The Federal Constitution of 1874 did little to expand the list of procedural rights. It nonetheless established the Federal Supreme Court as a permanent institution that would rule on breaches of citizens’ constitutional rights. This task had previously been the preserve of the Federal Council and the Federal Assembly.
For example, from 1877 onwards the Federal Supreme Court recognised the opportunity to pursue justice as a fundamental right. It declared that an authority’s denial of justice to citizens violated the principle of equality before the law. In subsequent years it would also derive protections against arbitrary decisions by the courts from Article 4. Consequently, decisions that effectively constituted a refusal to apply the law would be regarded as a breach of constitutional law. Somewhat later, the Federal Supreme Court even derived from the principle of equal treatment before the law that a party without sufficient resources of their own was entitled to free legal assistance. They could not be denied access to a court or the gathering of certain evidence because they were unable to bear the associated costs themselves.
Little by little, the Federal Supreme Court granted the parties to civil or criminal proceedings, in particular, the right to be heard before any judgment concerning them was made. This right to be heard rested on the defendant being able to inspect the documents relating to the proceedings, especially those showing the identities of the witnesses who had been questioned. The highest court in the land also indicated that a defendant could not be found guilty if they had not been duly summoned to the main hearing so that they could defend themselves. From decision to decision, the Federal Supreme Court thus gradually established the right to be heard, as now provided for in the Federal Constitution of 1999 for all court or administrative proceedings. Today, this right allows all of those involved in judicial proceedings to state their case before a judgment is made, to inspect the files, to present relevant evidence and to receive the reasoning behind the judgment.

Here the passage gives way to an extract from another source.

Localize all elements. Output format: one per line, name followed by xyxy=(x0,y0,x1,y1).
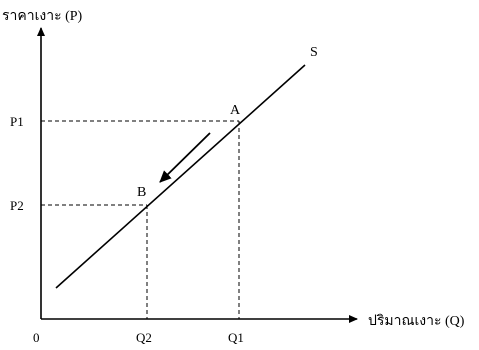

As we can see, the Federal Constitutions of 1848 and 1874 granted the individual only very modest procedural guarantees. The extension of these guarantees is the product of increasingly extensive jurisprudence on the part of the Federal Supreme Court. From the 1970s onwards, conventions and covenants under international law also prompted the highest court in Switzerland to broaden these rights, which were ultimately codified to a large extent in the Federal Constitution of 1999.
Every person has the right to equal and fair treatment in judicial and administrative proceedings and to have their case decided within a reasonable time.